In diesem Zusammenhang sind noch sehr viele Fragen ungeklärt, denn gegenwärtig ist weder die „Schuldfrage“ noch die Frage nach den Gründen und Hintergründen der Heimunterbringung abschließend geklärt. Zu dieser Tatsache haben gelegentlich zuständige Akten führenden Behörden leider beigetragen, sodass die historische und persönliche Aufarbeitung der Heimunterbringung nicht immer möglich gemacht worden ist. Vor allem die Situation der Kinder und Jugendlichen innerhalb der Heimunterbringung ist nur annähernd bekannt und bedarf weiterer systematischer Aufarbeitung durch alle Beteiligten. Unstrittig scheint mir aber zu sein, dass die Aussage einer Betroffenen auf einem Treffen der Regionalgruppe ehemaliger Heimkinder in Berlin, wonach die Heimunterbringung:

„(…)eine prägende Erfahrung mit schweren Belastungen für das ganze Leben war (…)“ im Wesentlichen auf alle Heimkinder übertragbar sein dürfte.
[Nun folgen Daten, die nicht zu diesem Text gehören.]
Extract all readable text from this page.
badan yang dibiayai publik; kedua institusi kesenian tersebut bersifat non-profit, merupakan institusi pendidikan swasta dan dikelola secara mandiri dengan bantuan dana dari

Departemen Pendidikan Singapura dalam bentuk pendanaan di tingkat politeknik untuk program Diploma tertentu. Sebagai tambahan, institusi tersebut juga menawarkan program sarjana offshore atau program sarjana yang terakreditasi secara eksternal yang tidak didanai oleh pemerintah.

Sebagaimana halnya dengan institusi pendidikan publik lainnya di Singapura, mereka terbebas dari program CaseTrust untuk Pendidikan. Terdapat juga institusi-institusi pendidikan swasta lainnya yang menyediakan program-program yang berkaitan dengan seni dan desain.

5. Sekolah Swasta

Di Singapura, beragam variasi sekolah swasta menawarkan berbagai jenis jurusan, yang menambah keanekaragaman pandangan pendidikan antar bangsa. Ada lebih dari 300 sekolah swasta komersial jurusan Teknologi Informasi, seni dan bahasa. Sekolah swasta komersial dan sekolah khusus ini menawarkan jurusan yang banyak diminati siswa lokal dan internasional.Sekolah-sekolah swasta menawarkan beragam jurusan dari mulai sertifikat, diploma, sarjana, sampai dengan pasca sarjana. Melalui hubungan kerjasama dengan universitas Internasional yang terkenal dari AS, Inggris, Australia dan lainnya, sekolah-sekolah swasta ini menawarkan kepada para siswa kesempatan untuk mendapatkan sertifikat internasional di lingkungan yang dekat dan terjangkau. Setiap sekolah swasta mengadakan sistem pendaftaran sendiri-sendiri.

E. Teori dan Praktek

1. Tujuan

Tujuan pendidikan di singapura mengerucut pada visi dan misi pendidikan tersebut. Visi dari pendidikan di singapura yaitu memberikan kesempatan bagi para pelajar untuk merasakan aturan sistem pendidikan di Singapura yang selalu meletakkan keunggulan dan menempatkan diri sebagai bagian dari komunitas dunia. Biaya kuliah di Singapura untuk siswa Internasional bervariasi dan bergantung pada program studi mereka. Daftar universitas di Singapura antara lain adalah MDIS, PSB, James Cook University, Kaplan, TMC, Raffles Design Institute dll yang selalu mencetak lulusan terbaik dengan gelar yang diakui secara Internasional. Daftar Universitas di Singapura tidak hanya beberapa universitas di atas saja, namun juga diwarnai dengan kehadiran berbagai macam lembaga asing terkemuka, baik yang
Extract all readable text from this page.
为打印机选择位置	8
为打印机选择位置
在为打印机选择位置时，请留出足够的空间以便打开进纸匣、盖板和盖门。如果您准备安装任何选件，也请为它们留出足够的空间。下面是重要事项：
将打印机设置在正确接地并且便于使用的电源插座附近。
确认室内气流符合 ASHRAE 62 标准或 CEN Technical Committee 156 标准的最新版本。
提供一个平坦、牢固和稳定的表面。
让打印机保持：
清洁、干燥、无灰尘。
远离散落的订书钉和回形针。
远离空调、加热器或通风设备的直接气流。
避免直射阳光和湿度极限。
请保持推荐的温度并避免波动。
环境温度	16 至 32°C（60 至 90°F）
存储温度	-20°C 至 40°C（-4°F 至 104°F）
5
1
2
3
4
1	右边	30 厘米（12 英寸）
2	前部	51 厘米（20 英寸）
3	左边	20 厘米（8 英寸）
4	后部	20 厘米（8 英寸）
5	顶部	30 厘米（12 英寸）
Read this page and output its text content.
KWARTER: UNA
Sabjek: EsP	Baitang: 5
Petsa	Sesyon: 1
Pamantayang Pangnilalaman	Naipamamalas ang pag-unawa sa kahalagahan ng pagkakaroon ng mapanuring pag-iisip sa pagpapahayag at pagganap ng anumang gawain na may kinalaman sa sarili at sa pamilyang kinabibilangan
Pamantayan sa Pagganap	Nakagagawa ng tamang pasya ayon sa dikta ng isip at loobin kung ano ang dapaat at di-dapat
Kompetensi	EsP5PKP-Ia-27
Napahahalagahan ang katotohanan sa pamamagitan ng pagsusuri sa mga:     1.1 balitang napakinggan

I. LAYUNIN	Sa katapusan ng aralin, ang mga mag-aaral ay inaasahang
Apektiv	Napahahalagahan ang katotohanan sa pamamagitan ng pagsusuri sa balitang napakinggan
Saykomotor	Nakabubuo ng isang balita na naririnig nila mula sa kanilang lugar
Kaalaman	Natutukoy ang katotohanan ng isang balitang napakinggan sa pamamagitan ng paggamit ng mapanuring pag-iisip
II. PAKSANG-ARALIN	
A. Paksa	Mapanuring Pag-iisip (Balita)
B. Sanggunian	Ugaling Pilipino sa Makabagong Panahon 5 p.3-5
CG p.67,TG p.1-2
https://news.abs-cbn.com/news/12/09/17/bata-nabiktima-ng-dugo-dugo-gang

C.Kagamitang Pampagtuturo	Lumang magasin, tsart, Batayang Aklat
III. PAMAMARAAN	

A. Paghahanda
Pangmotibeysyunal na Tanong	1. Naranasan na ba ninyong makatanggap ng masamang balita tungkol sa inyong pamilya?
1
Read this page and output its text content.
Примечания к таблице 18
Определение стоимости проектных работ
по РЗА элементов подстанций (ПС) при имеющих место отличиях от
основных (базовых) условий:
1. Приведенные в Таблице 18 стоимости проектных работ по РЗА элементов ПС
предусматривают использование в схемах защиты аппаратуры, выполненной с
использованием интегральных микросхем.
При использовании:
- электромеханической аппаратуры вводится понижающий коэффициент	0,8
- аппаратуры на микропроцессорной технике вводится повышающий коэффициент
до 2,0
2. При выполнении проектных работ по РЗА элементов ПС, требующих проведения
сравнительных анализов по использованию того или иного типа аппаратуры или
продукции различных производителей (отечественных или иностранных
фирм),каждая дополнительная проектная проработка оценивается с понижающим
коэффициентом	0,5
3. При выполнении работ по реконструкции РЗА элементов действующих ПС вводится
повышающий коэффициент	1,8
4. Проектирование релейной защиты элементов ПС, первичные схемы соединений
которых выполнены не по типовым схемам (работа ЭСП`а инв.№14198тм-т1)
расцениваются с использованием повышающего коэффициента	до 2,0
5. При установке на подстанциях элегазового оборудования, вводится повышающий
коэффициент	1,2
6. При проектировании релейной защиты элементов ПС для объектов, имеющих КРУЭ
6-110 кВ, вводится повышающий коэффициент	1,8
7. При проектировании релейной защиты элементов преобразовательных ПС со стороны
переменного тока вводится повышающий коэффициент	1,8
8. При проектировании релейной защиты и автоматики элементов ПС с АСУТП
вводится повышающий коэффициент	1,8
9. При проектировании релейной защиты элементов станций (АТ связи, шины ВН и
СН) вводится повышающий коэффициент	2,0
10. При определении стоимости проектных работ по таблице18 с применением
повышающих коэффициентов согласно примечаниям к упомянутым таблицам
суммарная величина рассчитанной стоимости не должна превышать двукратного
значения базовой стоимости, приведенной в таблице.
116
Aus diesem Grunde bin ich mit dem Stand der Dinge, wenn nicht froh, so doch in großer Anerkennung für das bisher Erreichte, denn das erlittene Unrecht wird nunmehr als solches anerkannt und es wird weiter nach Möglichkeiten der Rehabilitierung und/oder Wiedergutmachung gesucht werden.

Das Kapitel „Heimerziehung“ ist damit für die ehemaligen Heimkinder und für die Öffentlichkeit in Deutschland wieder geöffnet und ins Leben zurückgeholt worden und wir werden sehen, in welcher Weise sich der Prozess der Aufarbeitung für alle Beteiligten entwickeln wird.

Für alle am Thema „Heimerziehung“ Interessierten gibt es weiterführende Literaturtipps und demnächst – im August 2011- auch ein neues Fachbuch zu diesem Themenkomplex. Genauere und nähere Hinweise finden Sie dann via Suchmaschine im Internet.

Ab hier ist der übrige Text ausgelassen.